[M]isfolded protein build-up in the gut could contribute to the development of Alzheimer’s-like symptoms in mice. This could suggest a new treatment approach for Alzheimer’s disease that would target the gut before symptoms of cognitive deficits appear in patients.
[T]his suggests environmental factors might be contributing to cognitive deficits seen in Alzheimer’s disease and other conditions.
The misfolded protein, known to be involved in Alzheimer’s disease, called beta amyloid, was injected into the guts of mice and travelled to the “gut-brain” (the nervous system in our gut), and also to the brain.

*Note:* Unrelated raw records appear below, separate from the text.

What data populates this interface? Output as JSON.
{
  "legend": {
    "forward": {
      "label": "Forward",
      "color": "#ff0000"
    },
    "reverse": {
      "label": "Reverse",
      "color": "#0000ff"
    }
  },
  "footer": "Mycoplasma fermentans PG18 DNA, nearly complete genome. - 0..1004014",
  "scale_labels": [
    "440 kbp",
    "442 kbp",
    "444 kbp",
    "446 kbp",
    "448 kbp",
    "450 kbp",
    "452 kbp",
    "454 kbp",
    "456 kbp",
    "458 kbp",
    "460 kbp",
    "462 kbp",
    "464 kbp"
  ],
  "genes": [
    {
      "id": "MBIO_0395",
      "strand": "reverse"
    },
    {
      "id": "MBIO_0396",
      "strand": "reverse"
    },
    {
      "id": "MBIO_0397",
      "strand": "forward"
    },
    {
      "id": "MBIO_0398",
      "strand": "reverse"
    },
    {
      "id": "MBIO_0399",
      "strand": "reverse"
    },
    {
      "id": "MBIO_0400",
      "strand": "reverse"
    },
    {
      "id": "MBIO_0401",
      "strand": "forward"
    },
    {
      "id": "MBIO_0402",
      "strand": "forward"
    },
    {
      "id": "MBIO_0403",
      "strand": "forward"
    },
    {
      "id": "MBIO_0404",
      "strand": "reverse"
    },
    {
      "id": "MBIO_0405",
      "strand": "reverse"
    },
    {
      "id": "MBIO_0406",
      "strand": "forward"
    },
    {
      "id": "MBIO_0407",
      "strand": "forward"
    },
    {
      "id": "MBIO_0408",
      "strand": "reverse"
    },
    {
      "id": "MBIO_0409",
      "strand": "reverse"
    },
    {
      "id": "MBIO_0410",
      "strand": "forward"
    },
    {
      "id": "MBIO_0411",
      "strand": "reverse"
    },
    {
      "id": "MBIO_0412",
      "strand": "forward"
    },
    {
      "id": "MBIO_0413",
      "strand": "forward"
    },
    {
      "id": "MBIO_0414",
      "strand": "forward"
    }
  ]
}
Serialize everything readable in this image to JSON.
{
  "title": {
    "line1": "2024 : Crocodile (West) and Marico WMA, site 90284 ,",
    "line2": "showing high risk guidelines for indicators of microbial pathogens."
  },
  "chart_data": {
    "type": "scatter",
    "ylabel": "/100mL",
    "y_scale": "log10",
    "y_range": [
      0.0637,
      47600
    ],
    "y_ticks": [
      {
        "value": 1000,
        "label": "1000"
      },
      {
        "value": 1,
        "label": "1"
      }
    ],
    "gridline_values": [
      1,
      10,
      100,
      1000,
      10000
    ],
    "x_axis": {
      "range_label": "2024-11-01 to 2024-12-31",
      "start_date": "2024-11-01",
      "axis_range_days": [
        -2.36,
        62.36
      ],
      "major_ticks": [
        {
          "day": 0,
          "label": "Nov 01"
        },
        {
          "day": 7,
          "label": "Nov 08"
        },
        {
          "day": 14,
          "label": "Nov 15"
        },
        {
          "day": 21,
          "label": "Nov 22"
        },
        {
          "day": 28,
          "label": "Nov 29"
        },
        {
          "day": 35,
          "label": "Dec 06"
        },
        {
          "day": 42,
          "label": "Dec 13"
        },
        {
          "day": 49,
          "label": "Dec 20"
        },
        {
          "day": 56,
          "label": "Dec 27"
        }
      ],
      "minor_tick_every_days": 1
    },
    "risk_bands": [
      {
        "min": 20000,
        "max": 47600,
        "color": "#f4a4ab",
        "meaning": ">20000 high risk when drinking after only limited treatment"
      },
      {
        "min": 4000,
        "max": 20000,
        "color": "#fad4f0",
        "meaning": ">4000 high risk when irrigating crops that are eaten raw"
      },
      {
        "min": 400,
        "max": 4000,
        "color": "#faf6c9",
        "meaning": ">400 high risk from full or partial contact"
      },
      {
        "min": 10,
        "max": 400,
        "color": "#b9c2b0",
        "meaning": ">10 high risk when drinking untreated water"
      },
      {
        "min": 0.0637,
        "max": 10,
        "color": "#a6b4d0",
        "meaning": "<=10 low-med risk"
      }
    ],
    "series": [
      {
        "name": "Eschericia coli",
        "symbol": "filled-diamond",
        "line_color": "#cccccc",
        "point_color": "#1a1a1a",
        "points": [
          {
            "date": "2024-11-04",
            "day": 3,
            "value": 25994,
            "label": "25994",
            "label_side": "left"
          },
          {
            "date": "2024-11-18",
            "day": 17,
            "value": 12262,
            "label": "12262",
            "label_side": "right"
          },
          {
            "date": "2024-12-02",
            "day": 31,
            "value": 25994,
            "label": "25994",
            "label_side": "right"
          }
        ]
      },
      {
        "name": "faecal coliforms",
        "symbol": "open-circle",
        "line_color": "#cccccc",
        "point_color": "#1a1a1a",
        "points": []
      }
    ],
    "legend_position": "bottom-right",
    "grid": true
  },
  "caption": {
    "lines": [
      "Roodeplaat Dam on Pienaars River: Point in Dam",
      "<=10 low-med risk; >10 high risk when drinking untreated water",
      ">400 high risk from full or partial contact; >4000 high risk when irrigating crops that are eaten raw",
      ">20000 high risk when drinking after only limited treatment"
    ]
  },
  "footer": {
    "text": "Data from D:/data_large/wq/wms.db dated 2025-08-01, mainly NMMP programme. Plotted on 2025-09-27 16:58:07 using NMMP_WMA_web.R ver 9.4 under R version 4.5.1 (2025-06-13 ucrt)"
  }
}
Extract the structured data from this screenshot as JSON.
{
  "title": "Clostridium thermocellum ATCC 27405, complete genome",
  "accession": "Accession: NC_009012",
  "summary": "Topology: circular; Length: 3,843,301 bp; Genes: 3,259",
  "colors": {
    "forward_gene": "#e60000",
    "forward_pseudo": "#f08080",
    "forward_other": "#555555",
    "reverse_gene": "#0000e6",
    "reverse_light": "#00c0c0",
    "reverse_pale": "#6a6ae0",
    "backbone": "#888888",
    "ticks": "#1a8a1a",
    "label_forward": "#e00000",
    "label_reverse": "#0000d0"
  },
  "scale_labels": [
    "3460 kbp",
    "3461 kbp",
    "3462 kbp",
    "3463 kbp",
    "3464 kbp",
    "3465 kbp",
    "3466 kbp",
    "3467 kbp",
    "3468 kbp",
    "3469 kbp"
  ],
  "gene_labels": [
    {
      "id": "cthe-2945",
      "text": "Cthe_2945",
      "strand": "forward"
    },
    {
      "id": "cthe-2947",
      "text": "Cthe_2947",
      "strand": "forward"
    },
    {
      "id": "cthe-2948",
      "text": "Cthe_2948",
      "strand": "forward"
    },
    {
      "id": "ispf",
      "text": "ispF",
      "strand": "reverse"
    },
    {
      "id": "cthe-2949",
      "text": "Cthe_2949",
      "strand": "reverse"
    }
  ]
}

If some of the beta amyloid build up in the central nervous system (brain and spinal cord) is originating from the outside the brain (peripheral nervous system), reducing the amount that makes it to the brain, or trapping the protein in the periphery may delay the onset of Alzheimer’s disease. This treatment would begin before any signs of dementia appear in the patient.
As this study was conducted in mice, it needs verification by looking for post-mortem changes in inflammation in the gut and brain of patients with Alzheimer’s disease.
Development of drug treatments for Alzheimer’s disease has been unsuccessful so we instead need new approaches for preventing AD development. This could be a potential route for preventing the disease by targeting these misfolded proteins in the gut.